Why do most measurements in science follow a normal distribution?

Most physical measurements are the result of many small, independent additive errors — instrument imprecision, environmental fluctuations, rounding, and so on. By the CLT, the sum of many small independent errors converges to a normal distribution regardless of their individual shapes. This is why Gaussian (normal) error models are so ubiquitous in experimental science.

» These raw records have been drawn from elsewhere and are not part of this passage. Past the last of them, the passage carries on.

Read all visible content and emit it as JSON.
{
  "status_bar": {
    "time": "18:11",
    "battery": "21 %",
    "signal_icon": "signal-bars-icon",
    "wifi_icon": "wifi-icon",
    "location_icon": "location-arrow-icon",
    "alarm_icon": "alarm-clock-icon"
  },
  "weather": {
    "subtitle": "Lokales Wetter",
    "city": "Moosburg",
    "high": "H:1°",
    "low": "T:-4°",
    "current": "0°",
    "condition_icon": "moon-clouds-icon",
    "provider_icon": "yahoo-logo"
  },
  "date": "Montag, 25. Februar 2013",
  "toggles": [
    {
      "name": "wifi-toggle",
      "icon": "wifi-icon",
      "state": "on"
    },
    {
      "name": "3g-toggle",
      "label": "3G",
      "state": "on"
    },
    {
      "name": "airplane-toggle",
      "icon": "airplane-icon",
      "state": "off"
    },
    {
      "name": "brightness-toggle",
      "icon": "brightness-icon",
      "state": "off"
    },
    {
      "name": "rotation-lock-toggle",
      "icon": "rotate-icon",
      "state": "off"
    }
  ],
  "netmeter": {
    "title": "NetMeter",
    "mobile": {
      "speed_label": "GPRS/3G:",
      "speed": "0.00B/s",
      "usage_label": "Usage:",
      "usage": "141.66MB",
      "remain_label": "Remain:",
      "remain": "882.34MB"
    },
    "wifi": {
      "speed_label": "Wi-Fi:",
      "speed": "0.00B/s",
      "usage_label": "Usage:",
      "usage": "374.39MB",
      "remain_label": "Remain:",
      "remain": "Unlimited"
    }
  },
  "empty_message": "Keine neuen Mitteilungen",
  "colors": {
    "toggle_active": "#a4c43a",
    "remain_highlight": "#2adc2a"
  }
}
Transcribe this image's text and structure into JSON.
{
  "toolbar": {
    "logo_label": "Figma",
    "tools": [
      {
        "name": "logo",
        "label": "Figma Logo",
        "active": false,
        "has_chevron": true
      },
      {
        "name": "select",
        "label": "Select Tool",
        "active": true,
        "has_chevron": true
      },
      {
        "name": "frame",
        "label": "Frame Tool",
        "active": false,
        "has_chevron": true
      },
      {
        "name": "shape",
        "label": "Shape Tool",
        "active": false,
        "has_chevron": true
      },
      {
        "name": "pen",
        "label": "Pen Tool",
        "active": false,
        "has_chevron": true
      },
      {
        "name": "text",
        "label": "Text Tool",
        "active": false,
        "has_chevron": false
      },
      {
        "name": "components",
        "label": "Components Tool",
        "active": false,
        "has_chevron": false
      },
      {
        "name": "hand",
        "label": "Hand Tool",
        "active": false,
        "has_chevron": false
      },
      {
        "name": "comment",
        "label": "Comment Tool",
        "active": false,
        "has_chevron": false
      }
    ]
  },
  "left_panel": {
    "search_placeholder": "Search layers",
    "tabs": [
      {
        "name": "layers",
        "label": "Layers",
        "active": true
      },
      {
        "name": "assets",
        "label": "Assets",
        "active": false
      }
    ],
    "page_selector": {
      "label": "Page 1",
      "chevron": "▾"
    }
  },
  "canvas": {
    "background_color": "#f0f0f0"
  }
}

What is the "rule of thumb" n ≥ 30?

The rule of thumb that a sample size of 30 is sufficient for the CLT to apply comes from empirical experience with moderately skewed unimodal distributions. For a perfectly symmetric source (like Uniform), n ≥ 5 already gives a near-normal histogram of means. For very skewed distributions (like Exponential), you may need n ≥ 100. In this simulator you can verify this directly by comparing the normal fit quality at different n values.

How is the CLT used in hypothesis testing?

The CLT justifies using z-tests and t-tests even when the underlying population is not normal. For example, when comparing the mean cholesterol level of two groups, the CLT guarantees that the sampling distribution of the difference in means is approximately normal for large enough samples, so a z-test is valid. This makes the CLT the invisible foundation of most classical statistical inference.

What is the connection between the CLT and the bell curve in nature?

Human heights, test scores, measurement errors, and many biological traits follow approximately normal distributions because they result from the additive effects of many independent genetic and environmental factors. By the CLT, the sum of many small independent contributions — whatever their individual distributions — tends to normality. Francis Galton called this the "supreme law of Unreason" when he discovered it in the 1870s.

What does the "Normal fit match" percentage in the stats panel mean?

The simulator computes the theoretical standard deviation of the sampling distribution as σ_theory = σ/√n, then measures the empirical standard deviation of the accumulated sample means. The "match" percentage is 100% × (1 − |σ_empirical − σ_theory| / σ_theory), capped at 0%. A value close to 100% means the histogram is tightly following the CLT prediction; low values indicate you need more samples or a larger n.